Новобранцы были обучаемы и упражнялись два года на шкунах и судах малого размера, и лучшие флотские офицеры назначались для командования ими. Они были постоянно в море – то, чтоб защищать береговую торговлю, то для практики. Он не рассчитывал, что они станут, вследствие этого, первоклассными моряками, но собирался послать эту эскадру в Восточную и Западную Индию, не для того, чтоб атаковать колонии, но чтоб усовершенствовать матросов и, в то же время, мешать британской торговле. Он рассчитывал, что потеряет при этом несколько кораблей, но он мог пожертвовать ими, так как они дорого обошлись бы неприятелю.

Во время разговора об этих предметах, он удивил меня, прекрасно объяснив барону Коллеру очень тонкий случай из морской практики. Он очень хвалил правильность, с которой совершалась служба на нашем корабле, где для всего было назначено определенное время, а более всего, уважение, оказываемое младшими офицерами старшим. Он считал это необходимым для поддержания хорошей дисциплины, и не удивлялся, что мы так строги к каждому отступлению от этого порядка. Он сказал, что старался ввести те же обычаи во французском флоте, но не мог втолковать пользу этого в го-ловы капитанов.
Ветер все еще продолжал дуть с востока, и море было бурно. Мы старались укрыться от волнения за корсиканский берег. Так как по всему можно было ожидать бури, то я заявил, что если шторм усилится, я намерен бросить якорь в Бастии. Наполеон, по-видимому, желал, чтоб мы остановились в Аяччио. Я объяснил ему, что этот город слишком далеко от нашего прямого пути. Он предложил Кальви, которое хорошо ему известно, и объяснил глубину воды в гавани и другие подробности, что заставило меня думать, что он был бы для нас прекрасным лоцманом, если б мы остановились там. [418]

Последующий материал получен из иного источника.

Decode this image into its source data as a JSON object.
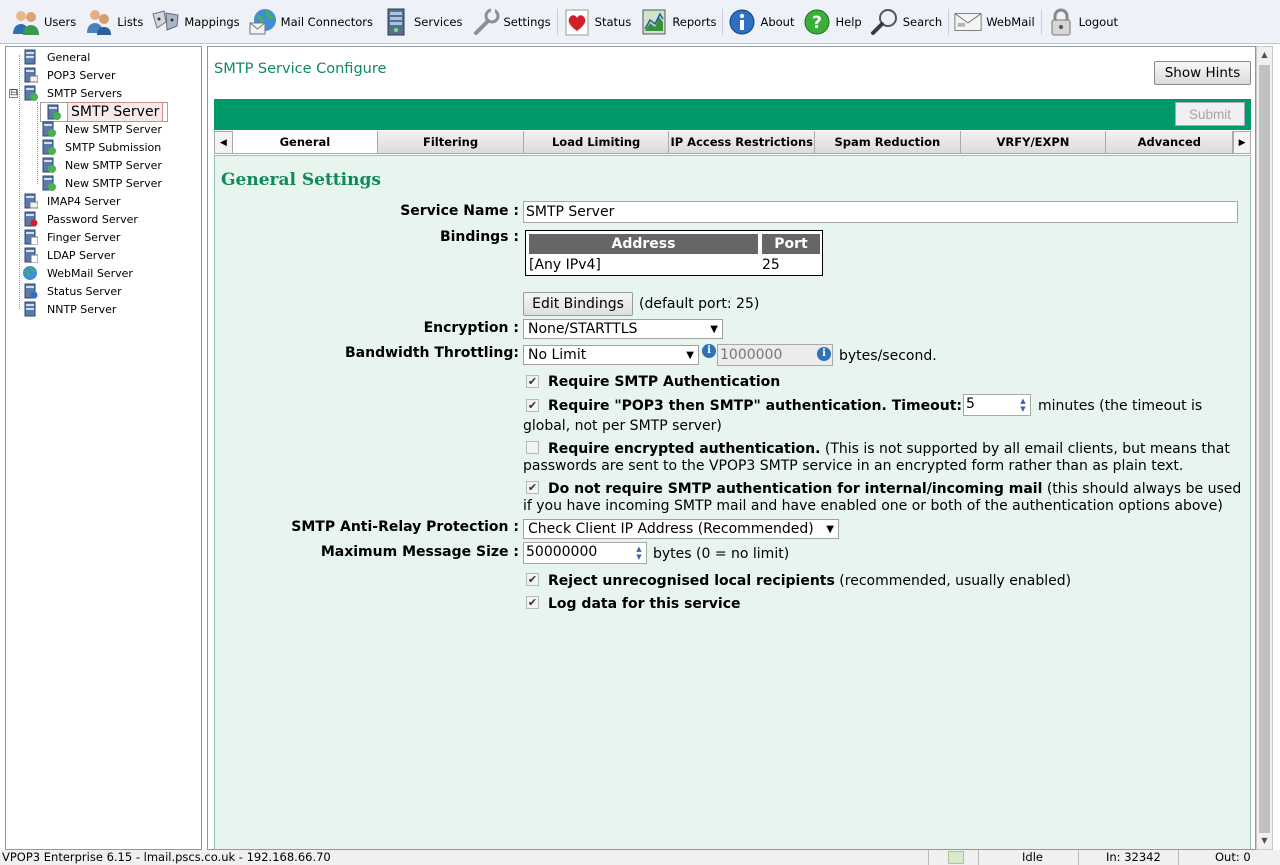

В течение этого вечерами разминулись и обменялись сигналами с «Бервиком», «Эглем», «Алкменой» с конвоиром. Я пригласил сэра Джона Льюса и капитана Коглона обедать к нам. Когда они взошли на корабль, я представил их Наполеону. Он сделал им несколько вопросов об их кораблях, скорости их хода и морских качествах. Капитан Коглон был не мало удивлен, когда он спросил у него, не ирландец и не католик ли он? Всю ночь мы держались под парусами, чтоб приблизиться к берегу, и «Эгль» и «Алкмена» были с нами. на рассвете мы увидали к югу от нас местечко Кальви. Наполеон вышел на палубу раньше обыкновенного. Он казался в хорошем расположении духа, внимательно смотрел на берег и расспрашивал офицеров о местах высадки и т. п. Когда мы подошли к берегу, ветер стал умереннее. Во время дурной погоды Наполеон оставался постоянно на палубе и совсем не страдал от качки судна: Но его приближенные были сильно больны.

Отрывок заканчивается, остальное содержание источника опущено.